Fatal Saanich crash on Saturday, drunk driving incidents in Victoria highlight likely ongoing problems

The possibility of alcohol in the fatal Saanich crash on Saturday, in addition to the two incidents of drunk driving occurring on the weekend in Victoria, draw attention to the ongoing problem of alcohol-related motor vehicle accidents.

I am pleased to see Victoria making an attempt to toughen drunk driving penalties. Legislation that focuses on repeat offenders being admitted into remedial programs and the requirement of blowing into a breathalyzer to start a vehicle seems appropriate and necessary.

However, the B.C. Justice Minister is concerned that the new legislation will be challenged as unconstitutional. I believe it is an important step in ensuring public safety. Other than an increase in fine amount, and the inconvenience of a three-day vehicle impoundment becoming week-long, there isn’t much preventing an individual from driving under the influence for a second time.
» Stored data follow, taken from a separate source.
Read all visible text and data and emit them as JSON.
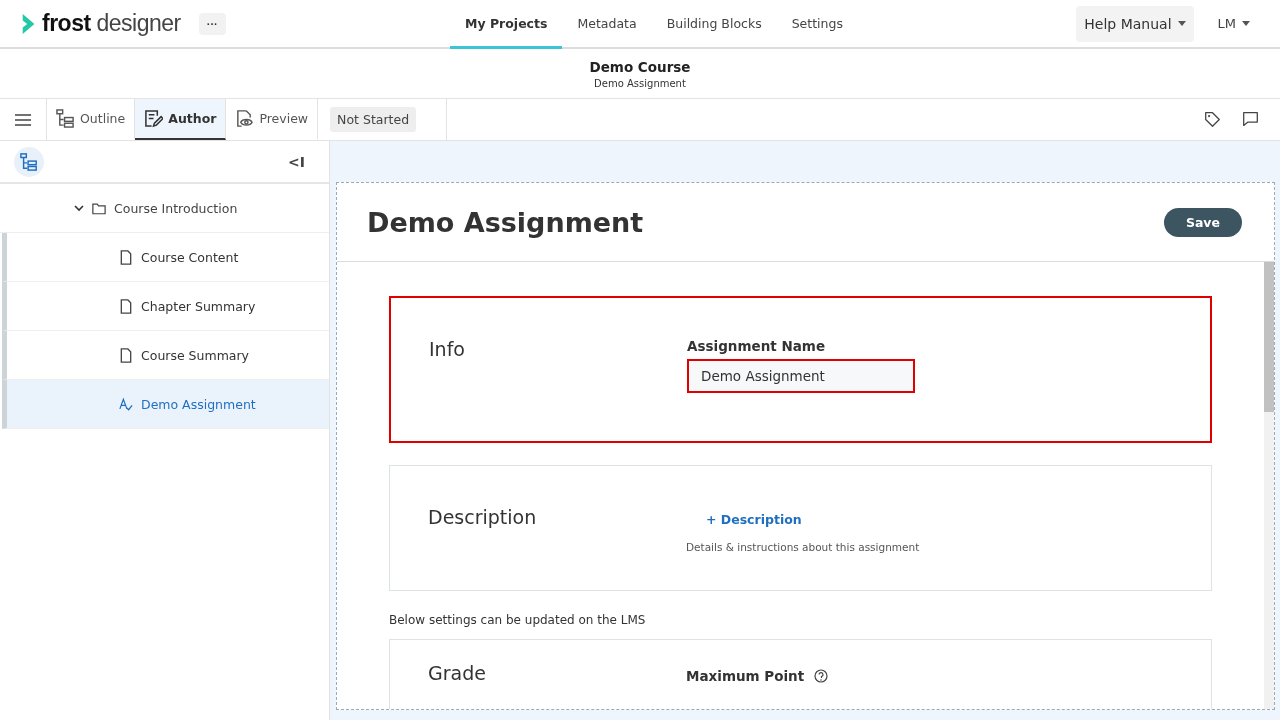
{
  "logo": "**frost** designer",
  "more_button": "···",
  "nav": [
    {
      "label": "My Projects",
      "selected": true
    },
    {
      "label": "Metadata",
      "selected": false
    },
    {
      "label": "Building Blocks",
      "selected": false
    },
    {
      "label": "Settings",
      "selected": false
    }
  ],
  "help_menu": "Help Manual",
  "user_menu": "LM",
  "header": {
    "title": "Demo Course",
    "subtitle": "Demo Assignment"
  },
  "view_tabs": [
    {
      "label": "Outline",
      "selected": false
    },
    {
      "label": "Author",
      "selected": true
    },
    {
      "label": "Preview",
      "selected": false
    }
  ],
  "status": "Not Started",
  "collapse_button": "<I",
  "tree": [
    {
      "label": "Course Introduction",
      "kind": "folder",
      "expanded": true,
      "selected": false,
      "children": [
        {
          "label": "Course Content",
          "kind": "page",
          "selected": false
        },
        {
          "label": "Chapter Summary",
          "kind": "page",
          "selected": false
        },
        {
          "label": "Course Summary",
          "kind": "page",
          "selected": false
        },
        {
          "label": "Demo Assignment",
          "kind": "assignment",
          "selected": true
        }
      ]
    }
  ],
  "editor": {
    "title": "Demo Assignment",
    "save_button": "Save",
    "sections": [
      {
        "kind": "info",
        "title": "Info",
        "highlighted": true,
        "field_label": "Assignment Name",
        "field_value": "Demo Assignment",
        "field_highlighted": true
      },
      {
        "kind": "description",
        "title": "Description",
        "add_link": "+ Description",
        "hint": "Details & instructions about this assignment",
        "highlighted": false
      },
      {
        "kind": "note",
        "text": "Below settings can be updated on the LMS"
      },
      {
        "kind": "grade",
        "title": "Grade",
        "field_label": "Maximum Point",
        "highlighted": false
      }
    ]
  }
}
Although the lack of fatalities in two of the previously mentioned alcohol-related crashes is a sigh of relief, they still demonstrate the persistence of this issue, and the need for alterations to be made to the current legislation.

While B.C. imposes immediate roadside prohibition at .05 BAC or higher, the Criminal Code defines drunk driving as a BAC of .08 and above. Lowering the legally accepted BAC could prevent the roads from individuals who drive in the .05 to .10 range because of the belief that they are under .08 or that they won’t be caught.

There would also be more room to criminally charge repeat offenders who often drive dangerously under the influence, yet are just shy of the 80% mg mark. The presence of alcohol, although in decline, is still responsible for approximately 900 (40% of all) motor vehicle deaths in Canada annually. Approximately 38% of all injured drivers were found to have been drinking, with 425 (75%) possessing a BAC over 80% mg, according to the Traffic Injury Research Foundation). Unlike weather conditions and motor vehicle failure, driving under the influence is highly preventable.

Both federal and provincial governments should put effort into ensuring safety on the roads by limiting the allowable BAC, harshening the fines and sentences, and implementing the remedial program and ignition interlock system legislation for repeat offenders.